Ensemble Prediction of Job Resources to Improve System Performance for Slurm-Based HPC Systems

Pract Exp Adv Res Comput (2021). 2021 Jul:2021:21. doi: 10.1145/3437359.3465574. Epub 2021 Jul 17.

Abstract

In this paper, we present a novel methodology for predicting job resources (memory and time) for submitted jobs on HPC systems. Our methodology based on historical jobs data (saccount data) provided from the Slurm workload manager using supervised machine learning.
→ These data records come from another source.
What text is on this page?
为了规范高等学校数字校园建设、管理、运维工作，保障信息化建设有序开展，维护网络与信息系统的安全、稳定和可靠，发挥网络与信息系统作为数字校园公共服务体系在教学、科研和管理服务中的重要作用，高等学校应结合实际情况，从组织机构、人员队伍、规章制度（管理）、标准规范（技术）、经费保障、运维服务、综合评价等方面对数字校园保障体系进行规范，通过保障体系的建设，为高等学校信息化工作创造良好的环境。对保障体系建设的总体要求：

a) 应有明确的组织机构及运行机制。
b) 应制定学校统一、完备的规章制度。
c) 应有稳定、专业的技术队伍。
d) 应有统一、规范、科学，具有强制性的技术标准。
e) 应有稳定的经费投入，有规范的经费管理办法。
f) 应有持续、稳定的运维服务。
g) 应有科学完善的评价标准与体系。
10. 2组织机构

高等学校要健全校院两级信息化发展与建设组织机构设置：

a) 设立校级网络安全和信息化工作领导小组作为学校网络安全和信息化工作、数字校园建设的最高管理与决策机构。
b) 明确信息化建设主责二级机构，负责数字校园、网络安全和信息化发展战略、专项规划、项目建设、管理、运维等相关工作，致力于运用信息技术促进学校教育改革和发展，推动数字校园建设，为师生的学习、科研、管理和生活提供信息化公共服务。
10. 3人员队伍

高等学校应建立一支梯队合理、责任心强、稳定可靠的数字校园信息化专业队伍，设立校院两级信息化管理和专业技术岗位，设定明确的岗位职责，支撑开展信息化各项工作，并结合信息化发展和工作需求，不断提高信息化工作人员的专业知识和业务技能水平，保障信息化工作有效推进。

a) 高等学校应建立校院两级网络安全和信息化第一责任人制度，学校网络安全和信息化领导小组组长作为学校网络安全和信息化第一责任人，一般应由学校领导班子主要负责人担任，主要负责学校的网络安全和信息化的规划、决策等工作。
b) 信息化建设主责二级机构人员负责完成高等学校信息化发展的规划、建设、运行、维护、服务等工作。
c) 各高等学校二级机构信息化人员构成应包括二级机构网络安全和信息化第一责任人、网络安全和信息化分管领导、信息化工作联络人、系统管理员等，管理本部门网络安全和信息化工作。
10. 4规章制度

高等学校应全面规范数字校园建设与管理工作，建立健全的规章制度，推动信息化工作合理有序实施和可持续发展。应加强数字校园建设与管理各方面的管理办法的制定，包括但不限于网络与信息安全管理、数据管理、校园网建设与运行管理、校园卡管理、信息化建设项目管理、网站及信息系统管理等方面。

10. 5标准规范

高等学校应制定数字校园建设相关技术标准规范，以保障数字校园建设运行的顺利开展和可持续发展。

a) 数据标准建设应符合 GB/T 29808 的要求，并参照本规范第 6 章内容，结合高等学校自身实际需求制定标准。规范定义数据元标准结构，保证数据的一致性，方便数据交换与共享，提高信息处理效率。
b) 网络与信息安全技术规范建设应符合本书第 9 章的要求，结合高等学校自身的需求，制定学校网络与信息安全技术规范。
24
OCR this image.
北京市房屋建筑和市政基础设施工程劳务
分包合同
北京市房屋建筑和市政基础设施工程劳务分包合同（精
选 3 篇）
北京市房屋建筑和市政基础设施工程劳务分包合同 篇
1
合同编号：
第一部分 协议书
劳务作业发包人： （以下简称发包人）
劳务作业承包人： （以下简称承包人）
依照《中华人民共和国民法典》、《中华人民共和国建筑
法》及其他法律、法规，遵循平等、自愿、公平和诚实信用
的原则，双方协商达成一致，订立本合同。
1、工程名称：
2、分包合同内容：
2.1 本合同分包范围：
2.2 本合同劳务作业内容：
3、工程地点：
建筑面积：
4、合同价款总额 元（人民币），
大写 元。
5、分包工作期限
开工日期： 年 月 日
This Machine Learning (ML) prediction model is effective and useful for both HPC administrators and HPC users. Moreover, our ML model increases the efficiency and utilization for HPC systems, thus reduce power consumption as well. Our model involves using Several supervised machine learning discriminative models from the scikit-learn machine learning library and LightGBM applied on historical data from Slurm. Our model helps HPC users to determine the required amount of resources for their submitted jobs and make it easier for them to use HPC resources efficiently. This work provides the second step towards implementing our general open source tool towards HPC service providers. For this work, our Machine learning model has been implemented and tested using two HPC providers, an XSEDE service provider (University of Colorado-Boulder (RMACC Summit) and Kansas State University (Beocat)). We used more than two hundred thousand jobs: one-hundred thousand jobs from SUMMIT and one-hundred thousand jobs from Beocat, to model and assess our ML model performance. In particular we measured the improvement of running time, turnaround time, average waiting time for the submitted jobs; and measured utilization of the HPC clusters. Our model achieved up to 86% accuracy in predicting the amount of time and the amount of memory for both SUMMIT and Beocat HPC resources. Our results show that our model helps dramatically reduce computational average waiting time (from 380 to 4 hours in RMACC Summit and from 662 hours to 28 hours in Beocat); reduced turnaround time (from 403 to 6 hours in RMACC Summit and from 673 hours to 35 hours in Beocat); and acheived up to 100% utilization for both HPC resources.

Keywords: HPC; Machine Learning; Performance; Scheduling; Slurm.